Large Arrays and GC
dsimcha
dsimcha at yahoo.com
Thu May 8 16:54:51 PDT 2008
Another interesting point: This bug also occurs on GDC 0.24, but here the
threshold is lower, 33_423_360 bytes. Must be something pretty deep.
== Quote from Sean Kelly (sean at invisibleduck.org)'s article
> Well whatever's going on, it's not tracked by gc_stats(). I modified
> the previous functions slightly to ensure that both allocated exactly
> the same amount of memory, then verified this via a printf inside the GC
> code--malloc calls were for 60000000 bytes:
> void test() {
> void* stuff = (new byte[15_000_000 * 4 - 1]).ptr;
> }
> void test() {
> void* stuff=GC.malloc(15_000_000 * 4, GC.BlkAttr.NO_SCAN);
> }
> Output using gc_stats() on each iteration after the collect was
> identical for both function calls after things had stabalized:
> *** stats ***
> poolsize: 360251392
> usedsize: 640
> freeblocks: 56
> freelistsize: 7552
> pageblocks: 6
> What I don't understand is why Task Manager is reporting the GC.malloc
> version using only 18 megs while the other uses 370, since everything
> I've looked at internally so far suggests they should be the same.

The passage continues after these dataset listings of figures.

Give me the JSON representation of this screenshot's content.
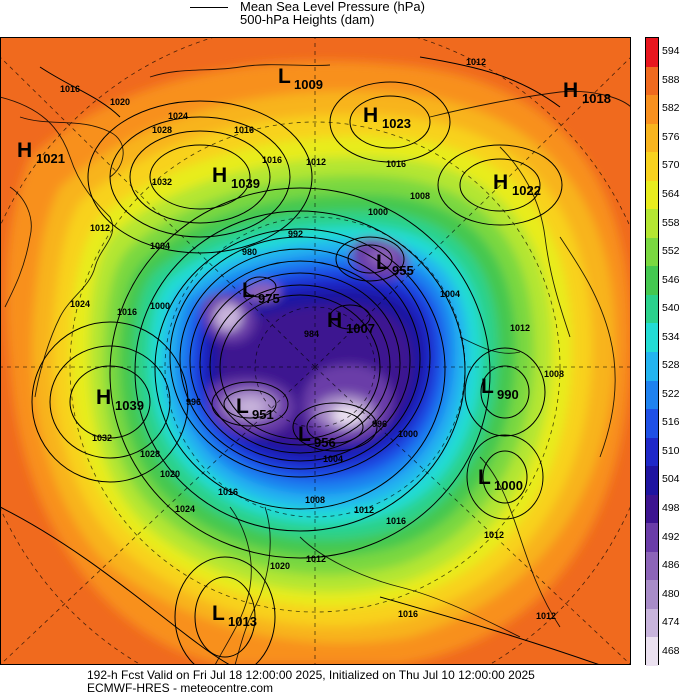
{
  "legend": {
    "line1": "Mean Sea Level Pressure (hPa)",
    "line2": "500-hPa Heights (dam)"
  },
  "colorbar": {
    "levels": [
      "594",
      "588",
      "582",
      "576",
      "570",
      "564",
      "558",
      "552",
      "546",
      "540",
      "534",
      "528",
      "522",
      "516",
      "510",
      "504",
      "498",
      "492",
      "486",
      "480",
      "474",
      "468"
    ],
    "colors": [
      "#e8161e",
      "#f06a1e",
      "#f8901e",
      "#f8b41e",
      "#f8d21e",
      "#e8ec1e",
      "#b4e632",
      "#7ad840",
      "#44c850",
      "#2ad28c",
      "#22dcd4",
      "#22b4f0",
      "#1e82f0",
      "#1e50e6",
      "#1e28c8",
      "#1e14a0",
      "#3c1490",
      "#6a3ca8",
      "#8c64b8",
      "#a88cc8",
      "#c8b4dc",
      "#ebe1f0"
    ]
  },
  "map": {
    "highs": [
      {
        "id": "h1021",
        "letter": "H",
        "value": "1021"
      },
      {
        "id": "h1039a",
        "letter": "H",
        "value": "1039"
      },
      {
        "id": "h1023",
        "letter": "H",
        "value": "1023"
      },
      {
        "id": "h1018",
        "letter": "H",
        "value": "1018"
      },
      {
        "id": "h1022",
        "letter": "H",
        "value": "1022"
      },
      {
        "id": "h1039b",
        "letter": "H",
        "value": "1039"
      },
      {
        "id": "h1007",
        "letter": "H",
        "value": "1007"
      }
    ],
    "lows": [
      {
        "id": "l1009",
        "letter": "L",
        "value": "1009"
      },
      {
        "id": "l955",
        "letter": "L",
        "value": "955"
      },
      {
        "id": "l975",
        "letter": "L",
        "value": "975"
      },
      {
        "id": "l990",
        "letter": "L",
        "value": "990"
      },
      {
        "id": "l951",
        "letter": "L",
        "value": "951"
      },
      {
        "id": "l956",
        "letter": "L",
        "value": "956"
      },
      {
        "id": "l1000",
        "letter": "L",
        "value": "1000"
      },
      {
        "id": "l1013",
        "letter": "L",
        "value": "1013"
      }
    ],
    "isobar_labels": [
      "1016",
      "1020",
      "1024",
      "1028",
      "1032",
      "1012",
      "1008",
      "1004",
      "1000",
      "996",
      "992",
      "988",
      "984",
      "980",
      "976"
    ]
  },
  "footer": {
    "line1": "192-h Fcst Valid on Fri Jul 18 12:00:00 2025, Initialized on Thu Jul 10 12:00:00 2025",
    "line2": "ECMWF-HRES  - meteocentre.com"
  }
}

> Perhaps gc_stats() isn't reporting something properly--I really haven't
> given that routine a very close look.
> Sean Kelly wrote:
> > I'm not sure what to say. This sample works fine with D 1.0 using
> > Tango, though the memory usage is strangely high at around 370 megs.
> > Here's the weird thing, I tried running these two versions of the test
> > function for comparison:
> >
> > void test() {
> > void* stuff = (new byte[15_000_000 * 4]).ptr;
> > }
> >
> > void test() {
> > void* stuff=GC.malloc(15_000_000 * 4, GC.BlkAttr.NO_SCAN);
> > }
> >
> > The first one uses a stable 370 megs of memory and the second a stable
> > 18 megs. Obviously there's something weird going on with how arrays are
> > handled.
> >
> > dsimcha wrote:
> >> After further testing, I've found an exact threshold for this bug.
> >> When an array
> >> of uints gets to 48_693_248 bytes (12_173_312 elements) this problem
> >> occurs, after
> >> 26 iterations at the threshold, or less for larger arrays. Anything
> >> below that,
> >> even one element smaller, and memory usage is stable over at least
> >> hundreds of
> >> iterations. It appears that the number of bytes is the key, since a
> >> ulong[] will
> >> allow the same number of bytes (1/2 the elements) before causing
> >> problems, and a
> >> ushort[] will allow twice as many elements (same number of bytes) without
> >> crashing. Furthermore, using equivalent sized floats instead of ints
> >> (float
> >> instead of uint, double instead of ulong) or using signed ints, has no
> >> effect.
> >>
> >> == Quote from dsimcha (dsimcha at yahoo.com)'s article
> >>> Because of some difficulties encountered using D for large arrays
> >>> (See previous
> >>> posts about array capacity fields), I produced the following test
> >>> case that seems
> >>> to be a reproducible bug in D 2.0.13. The following program keeps
> >>> allocating a
> >>> huge array in a function and then letting all references to this
> >>> array go out of
> >>> scope. This should result in the array being freed as soon as more
> >>> memory is
> >> needed.
> >>> import std.stdio, std.gc;
> >>> void main(){
> >>> uint count=0;
> >>> while(true) {
> >>> test();
> >>> fullCollect();
> >>> writefln(++count);
> >>> }
> >>> }
> >>> void test() {
> >>> uint[] stuff=new uint[15_000_000];
> >>> }
> >>> This produced an out of memory error after 21 iterations on my
> >>> machine w/ 2 GB of
> >>> RAM. Using an array size of 10_000_000 instead of 15_000_000, its
> >>> memory usage
> >>> stabilized at 350 megs, which seems rather large since a
> >>> uint[10_000_000] should
> >>> only use 40 megs, plus maybe another 40 for overhead. Furthermore,
> >>> it takes
> >>> several iterations for the memory usage to reach this level. Using a
> >>> larger array
> >>> size, such as 100_000_000, made this test run out of memory after
> >>> even fewer
> >>> iterations. Furthermore, changing from a uint[] to real[] with a
> >>> size of
> >>> 15_000_000 made it run out after 8 iterations instead of 21.